Favorite vacation destination Japan. I’ve been a few times, but there are still many more things to see and do. I’ve been to see Kabuki theater and to an owl cafe in Tokyo — kind of like a cat cafe, but with owls, not cats — and it’s just magical and amazing. I have a daughter who loves animation and manga, so she really enjoys it, too.
Favorite food or drink while vacationing? Japan is a great place to eat. I love sushi and huge steaming bowls of noodles, and everything is really fresh [and] really healthy so you can indulge without suffering afterward. Even my teen daughter — who is very picky — loves the food in Japan.
Where would you like to travel to but haven’t? I’ve always wanted to visit Africa. The music and the people are primarily what draw me, though I would also love to see some of the animals. Someday I’ll make a big journey, starting in Morocco to hear the Joujouka musicians, and slowly make my way down to South Africa.

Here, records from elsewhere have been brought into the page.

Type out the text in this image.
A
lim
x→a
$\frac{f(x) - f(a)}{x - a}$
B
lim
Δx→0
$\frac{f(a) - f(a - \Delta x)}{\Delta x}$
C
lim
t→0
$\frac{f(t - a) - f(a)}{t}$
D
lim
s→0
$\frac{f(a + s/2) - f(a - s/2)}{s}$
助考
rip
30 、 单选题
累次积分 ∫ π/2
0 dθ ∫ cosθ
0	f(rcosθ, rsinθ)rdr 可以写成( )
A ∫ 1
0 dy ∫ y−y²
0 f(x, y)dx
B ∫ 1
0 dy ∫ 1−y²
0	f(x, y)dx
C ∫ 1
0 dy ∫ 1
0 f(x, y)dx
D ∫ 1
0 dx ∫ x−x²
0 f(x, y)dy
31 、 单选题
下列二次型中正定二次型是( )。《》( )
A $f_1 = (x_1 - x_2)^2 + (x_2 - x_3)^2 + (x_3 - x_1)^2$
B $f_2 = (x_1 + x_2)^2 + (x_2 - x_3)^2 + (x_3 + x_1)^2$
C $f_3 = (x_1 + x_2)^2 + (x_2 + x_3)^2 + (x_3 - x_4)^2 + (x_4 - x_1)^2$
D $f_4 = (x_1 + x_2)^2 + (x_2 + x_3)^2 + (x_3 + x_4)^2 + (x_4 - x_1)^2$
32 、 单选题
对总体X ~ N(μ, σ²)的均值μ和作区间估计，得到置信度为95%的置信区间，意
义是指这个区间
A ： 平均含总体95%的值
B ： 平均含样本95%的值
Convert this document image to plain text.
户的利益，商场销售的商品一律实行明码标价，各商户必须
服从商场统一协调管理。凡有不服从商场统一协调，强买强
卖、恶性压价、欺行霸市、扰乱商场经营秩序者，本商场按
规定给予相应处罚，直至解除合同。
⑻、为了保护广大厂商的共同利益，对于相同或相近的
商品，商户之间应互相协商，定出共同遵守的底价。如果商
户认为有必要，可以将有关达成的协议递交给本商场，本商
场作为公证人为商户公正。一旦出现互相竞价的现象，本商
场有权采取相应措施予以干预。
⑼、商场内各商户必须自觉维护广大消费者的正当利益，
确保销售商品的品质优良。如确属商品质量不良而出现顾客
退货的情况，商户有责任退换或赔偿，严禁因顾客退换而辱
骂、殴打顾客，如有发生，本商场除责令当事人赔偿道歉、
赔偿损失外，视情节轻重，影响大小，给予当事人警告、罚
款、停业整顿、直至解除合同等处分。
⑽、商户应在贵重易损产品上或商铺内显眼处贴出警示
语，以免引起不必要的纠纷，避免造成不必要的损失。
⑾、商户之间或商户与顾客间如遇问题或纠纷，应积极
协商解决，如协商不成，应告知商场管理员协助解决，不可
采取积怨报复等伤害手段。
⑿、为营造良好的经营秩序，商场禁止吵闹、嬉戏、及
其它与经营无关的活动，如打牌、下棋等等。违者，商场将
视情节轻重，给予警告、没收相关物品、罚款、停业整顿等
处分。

That’s my big fantasy vacation.
One item you can’t leave home without when traveling? I have a little homemade kit that I take on airplanes, to try to avoid getting sick. It has various concoctions and elixirs that I use to keep me from picking up the germs of people around me, or giving them mine. Most of the time it works. Some of the items I bring include saline nasal spray, special herbal tea, little bottles of essential oils that I put on my wrists, a toothbrush . . . I can’t afford to get sick when I’m touring.
Aisle or window? Window, for sure. I never get tired of seeing the earth from so high above, and looking out at the clouds [with] the infinite variations of shapes they make. It can be nice not to have to crawl over someone when you need to use the bathroom, but for me it’s worth it to have the light and the views of the window seat.
Favorite childhood travel memory? When I was 10 years old my parents packed my five siblings and me into our station wagon and drove down to Hollywood, Fla., from our home in Kentucky. My dad was working construction at a hotel there, so we turned it into a family trip. This was in the 1970s, when streaking was a big fad, so the minute we got to the beach, my little sister took off all of her clothes and started running up and down the sand. I still remember the look on her face when I caught up to her, so free and full of joy!
Guilty pleasure when traveling? A long massage in a nice hotel is great when I’ve been traveling a lot, wrestling heavy suitcases around, and feeling cramped from being on airplanes. They can get a little expensive, so I don’t do it all the time, but it really fixes me when my body feels beat up from the road.
Best travel tip? Don’t over-schedule. This is something that I used to do, planning activities for every minute of every day, and getting stressed out when inevitably delays or unexpected things would throw a wrench in the plan. These days I try to build in time to wander, discover something unexpected, or do something very simple like play cards with my traveling companions. Cramming too much into a day makes you unable to appreciate the things that you’re experiencing.